Some RAMs have Single Error Detect (SED) capability, while others have Single Error Correct, Double Error Detect (SECDED) capability. The L1 data cache dirty RAM is Single Error Detect, Single Error Correct (SEDSEC). The processor can make progress and remain functionally correct when there is a single bit error in any RAM. If there are multiple single bit errors in different RAMs, or within different protection granules within the same RAM, then the processor also remains functionally correct. If there is a double bit error in a single RAM within the same protection granule, then the behavior depends on the RAM:
For RAMs with SECDED capability listed in Table 8.1, the error is detected and reported as described in Error reporting. If the error is in a cache line containing dirty data, then that data might be lost, resulting in data corruption.
For RAMs with only SED, a double bit error is not detected and therefore might cause data corruption.
If there are three or more bit errors, then depending on the RAM and the position of the errors within the RAM, the errors might be detected or might not be detected.
The Cortex-A53 CPU cache protection support has a minimal performance impact when no errors are present. When an error is detected, the access that caused the error is stalled while the correction takes place. When the correction is complete, the access either continues with the corrected data, or is retried. If the access is retried, it either hits in the cache again with the corrected data, or misses in the cache and re-fetches the data from a lower level cache or from main memory. The behavior for each RAM is shown in Table 8.1.
|RAM||Protection type||Configuration option||Protection granule||Correction behavior|
|L1 I-cache tag||Parity, SED||CPU_CACHE_PROTECTION||31 bits||Both lines in the cache set are invalidated, then the line requested is refetched from L2 or external memory.|
|L1 I-cache data||Parity, SED||CPU_CACHE_PROTECTION||20 bits||Both lines in the cache set are invalidated, then the line requested is refetched from L2 or external memory.|
|TLB||Parity, SED||CPU_CACHE_PROTECTION||31 bits or 52 bits||Entry invalidated, new pagewalk started to refetch it.|
|L1 D-cache tag||Parity, SED||CPU_CACHE_PROTECTION||32 bits||Line cleaned and invalidated from L1. SCU duplicate tags are used to get the correct address.
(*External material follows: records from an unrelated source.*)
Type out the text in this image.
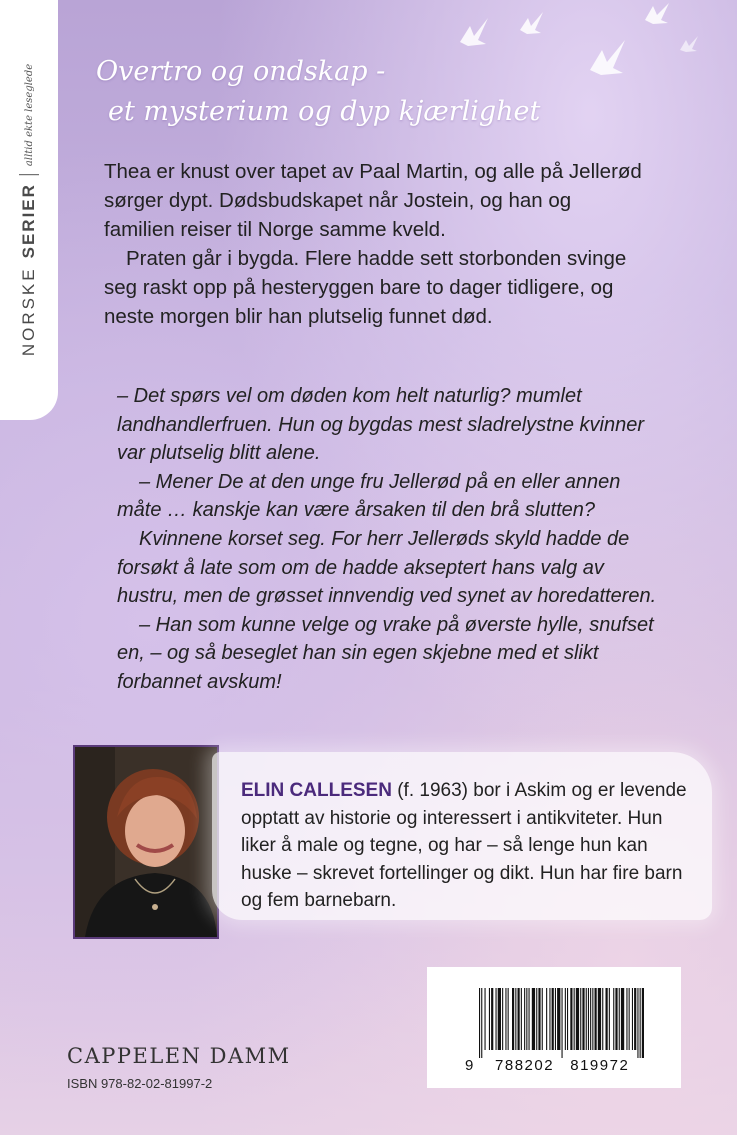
NORSKE
SERIER
alltid ekte leseglede Overtro og ondskap -
et mysterium og dyp kjærlighet

Thea er knust over tapet av Paal Martin, og alle på Jellerød sørger dypt. Dødsbudskapet når Jostein, og han og familien reiser til Norge samme kveld.

Praten går i bygda. Flere hadde sett storbonden svinge seg raskt opp på hesteryggen bare to dager tidligere, og neste morgen blir han plutselig funnet død.

– Det spørs vel om døden kom helt naturlig? mumlet landhandlerfruen. Hun og bygdas mest sladrelystne kvinner var plutselig blitt alene.

– Mener De at den unge fru Jellerød på en eller annen måte … kanskje kan være årsaken til den brå slutten?

Kvinnene korset seg. For herr Jellerøds skyld hadde de forsøkt å late som om de hadde akseptert hans valg av hustru, men de grøsset innvendig ved synet av horedatteren.

– Han som kunne velge og vrake på øverste hylle, snufset en, – og så beseglet han sin egen skjebne med et slikt forbannet avskum!

ELIN CALLESEN (f. 1963) bor i Askim og er levende opptatt av historie og interessert i antikviteter. Hun liker å male og tegne, og har – så lenge hun kan huske – skrevet fortellinger og dikt. Hun har fire barn og fem barnebarn.
CAPPELEN DAMM
ISBN 978-82-02-81997-2
9 788202 819972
Line refetched from L2 or external memory.|
|L1 D-cache data||ECC, SECDED||CPU_CACHE_PROTECTION||32 bits||Line cleaned and invalidated from L1, with single bit errors corrected as part of the eviction. Line refetched from L2 or external memory.|
|L1 D-cache dirty||Parity, SEDSEC||CPU_CACHE_PROTECTION||1 bit||Line cleaned and invalidated from L1, with single bit errors corrected as part of the eviction. Only the dirty bit is protected. The other bits are performance hints, therefore do not cause a functional failure if they are incorrect.|
|SCU L1 duplicate tag||ECC, SECDED||CPU_CACHE_PROTECTION||33 bits||Tag rewritten with correct value, access retried. If the error is uncorrectable then the tag is invalidated.|
|L2 tag||ECC, SECDED||SCU_CACHE_PROTECTION||33 bits||Tag rewritten with correct value, access retried. If the error is uncorrectable then the tag is invalidated.|
|L2 victim||None||-||-||The victim RAM is used only as a performance hint. It does not result in a functional failure if the contents are incorrect.|
|L2 data||ECC, SECDED||SCU_CACHE_PROTECTION||64 bits||Data is corrected inline, access might stall for an additional cycle or two while the correction takes place. After correction, the line might be evicted from the processor.|
|Branch predictor||None||-||-||The branch predictor RAMs are used only as a performance hint. They do not result in a functional failure if the contents are incorrect.|
If a correctable ECC error occurs after the first data cache
access of a load instruction that takes multiple cycles to complete,
LDM, and one of the following conditions
has taken place:
A hardware breakpoint, watchpoint or vector catch has been set since the first execution that is triggered on re-execution.
The page tables have been modified since the first execution, resulting in an instruction or data abort trap being taken on re-execution.
The register file is updated with data that was successfully read, before the correctable ECC error occurred.